Sadler’s Wells, London
November 30, 2018
Charlotte Kasner
Sidi Larbi Cherkaoui is in fine form with this two-year old work, at times reaching the same transcendent heights as Lin Hwai-min and Cloud Gate Dance Theatre. While Icon has none of the excitement and inventiveness that Gormley and Cherkaoui achieved with Sutra, it nevertheless packs subtle punches, hinting at the fundamental roots of humanity.
The first thing that one notices is the rank smell of clay. The second is the intimacy of the superb GöteborgsOperans Danskompani and the fluidity of the choreography.
Colours are muted and pastel against a pale, bare stage. Blobs of clay are dotted around the stage, sometimes ignored by the dancers, sometimes kneaded. Dancers surge forwards, confronting the audience then work intimately as if the fourth wall had been reconstructed.
There is always something new. Bodies wind in and out like a medieval chain dance, circles form and break and new groups congregate before the whole unites in a large circle. Periodically, the cast huff and stamp manically, breath rasping and ribs heaving.
A couple forms; he wields the clay into a vast phallus, she circles her head, hair whirling, now faster as they couple in ever-increasing complexity. A woman in red is isolated, then bombarded by gobbets of clay. The couple calm the group, everyone pairs off. They form a semi-circle facing the audience.
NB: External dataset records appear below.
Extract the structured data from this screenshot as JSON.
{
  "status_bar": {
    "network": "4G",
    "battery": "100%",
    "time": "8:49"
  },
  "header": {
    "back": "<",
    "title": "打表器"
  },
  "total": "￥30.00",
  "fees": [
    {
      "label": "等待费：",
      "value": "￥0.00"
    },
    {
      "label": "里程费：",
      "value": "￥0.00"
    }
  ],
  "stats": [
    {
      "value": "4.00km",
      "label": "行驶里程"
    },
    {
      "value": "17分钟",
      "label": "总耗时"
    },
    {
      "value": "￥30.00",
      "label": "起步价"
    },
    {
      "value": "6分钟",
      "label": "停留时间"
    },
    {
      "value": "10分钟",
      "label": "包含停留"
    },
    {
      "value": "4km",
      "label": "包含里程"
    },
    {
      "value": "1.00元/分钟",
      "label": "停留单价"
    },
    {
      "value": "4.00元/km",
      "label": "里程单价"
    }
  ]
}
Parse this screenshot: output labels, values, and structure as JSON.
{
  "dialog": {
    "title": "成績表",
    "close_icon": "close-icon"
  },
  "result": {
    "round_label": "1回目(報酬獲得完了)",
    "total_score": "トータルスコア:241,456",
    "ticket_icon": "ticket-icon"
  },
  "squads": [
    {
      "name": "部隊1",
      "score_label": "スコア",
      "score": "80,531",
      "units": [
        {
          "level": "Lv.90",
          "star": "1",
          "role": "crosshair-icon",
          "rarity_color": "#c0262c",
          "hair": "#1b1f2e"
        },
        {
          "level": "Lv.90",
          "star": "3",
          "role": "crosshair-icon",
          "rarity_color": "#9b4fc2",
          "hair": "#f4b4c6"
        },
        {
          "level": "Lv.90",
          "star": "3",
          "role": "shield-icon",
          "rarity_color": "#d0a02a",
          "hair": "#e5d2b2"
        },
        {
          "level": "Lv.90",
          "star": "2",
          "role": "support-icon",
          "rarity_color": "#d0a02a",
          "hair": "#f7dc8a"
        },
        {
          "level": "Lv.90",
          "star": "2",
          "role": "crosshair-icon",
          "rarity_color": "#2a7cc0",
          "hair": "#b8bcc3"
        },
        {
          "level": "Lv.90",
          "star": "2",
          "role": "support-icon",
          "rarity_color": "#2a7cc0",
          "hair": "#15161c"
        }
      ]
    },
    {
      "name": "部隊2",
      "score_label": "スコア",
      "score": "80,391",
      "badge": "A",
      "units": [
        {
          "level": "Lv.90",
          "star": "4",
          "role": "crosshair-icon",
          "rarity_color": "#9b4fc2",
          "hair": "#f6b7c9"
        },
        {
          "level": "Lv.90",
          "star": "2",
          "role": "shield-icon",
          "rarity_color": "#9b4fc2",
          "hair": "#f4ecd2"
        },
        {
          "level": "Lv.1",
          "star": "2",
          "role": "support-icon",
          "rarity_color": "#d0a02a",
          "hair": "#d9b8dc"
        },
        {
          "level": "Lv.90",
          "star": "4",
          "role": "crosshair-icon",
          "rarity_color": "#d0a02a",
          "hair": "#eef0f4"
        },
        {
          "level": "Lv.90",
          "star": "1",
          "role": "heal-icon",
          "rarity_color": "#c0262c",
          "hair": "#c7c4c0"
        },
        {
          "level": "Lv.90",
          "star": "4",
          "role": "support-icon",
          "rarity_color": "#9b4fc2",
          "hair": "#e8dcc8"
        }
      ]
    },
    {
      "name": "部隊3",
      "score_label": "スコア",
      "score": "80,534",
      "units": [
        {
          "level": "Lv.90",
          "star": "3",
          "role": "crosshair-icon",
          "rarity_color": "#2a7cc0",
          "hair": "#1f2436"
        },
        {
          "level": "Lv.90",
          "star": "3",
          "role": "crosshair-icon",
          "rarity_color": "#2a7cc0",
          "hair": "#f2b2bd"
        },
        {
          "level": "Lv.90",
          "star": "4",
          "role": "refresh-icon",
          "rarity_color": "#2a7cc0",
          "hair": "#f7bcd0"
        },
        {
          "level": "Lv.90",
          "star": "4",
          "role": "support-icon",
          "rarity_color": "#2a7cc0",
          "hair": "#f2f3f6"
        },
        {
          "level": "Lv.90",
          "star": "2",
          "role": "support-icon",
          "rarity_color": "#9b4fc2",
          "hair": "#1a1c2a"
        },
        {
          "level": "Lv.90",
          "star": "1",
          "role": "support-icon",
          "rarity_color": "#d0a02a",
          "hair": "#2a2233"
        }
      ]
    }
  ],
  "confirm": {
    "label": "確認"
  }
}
They mould the clay, and mould the clay, and mould the clay. Three and a half tons of it. They make hats that become fighting helmets as the people learn war. As conflict gives way to art, huge monoliths are formed, then combined. The brain imagines a squatting human, head in hands. The cast mimic him upstage. Lights dim.
Throughout, we hear traditional songs from Japan, France, Italy and South Korea. A mezzo-soprano counterbalanced by a canticle voiced by a girlish soprano. Drums boom, percussion knocks.
We are but clay and to clay we shall return. This is a pretty good hour and a bit offering the chance to contemplate the fact.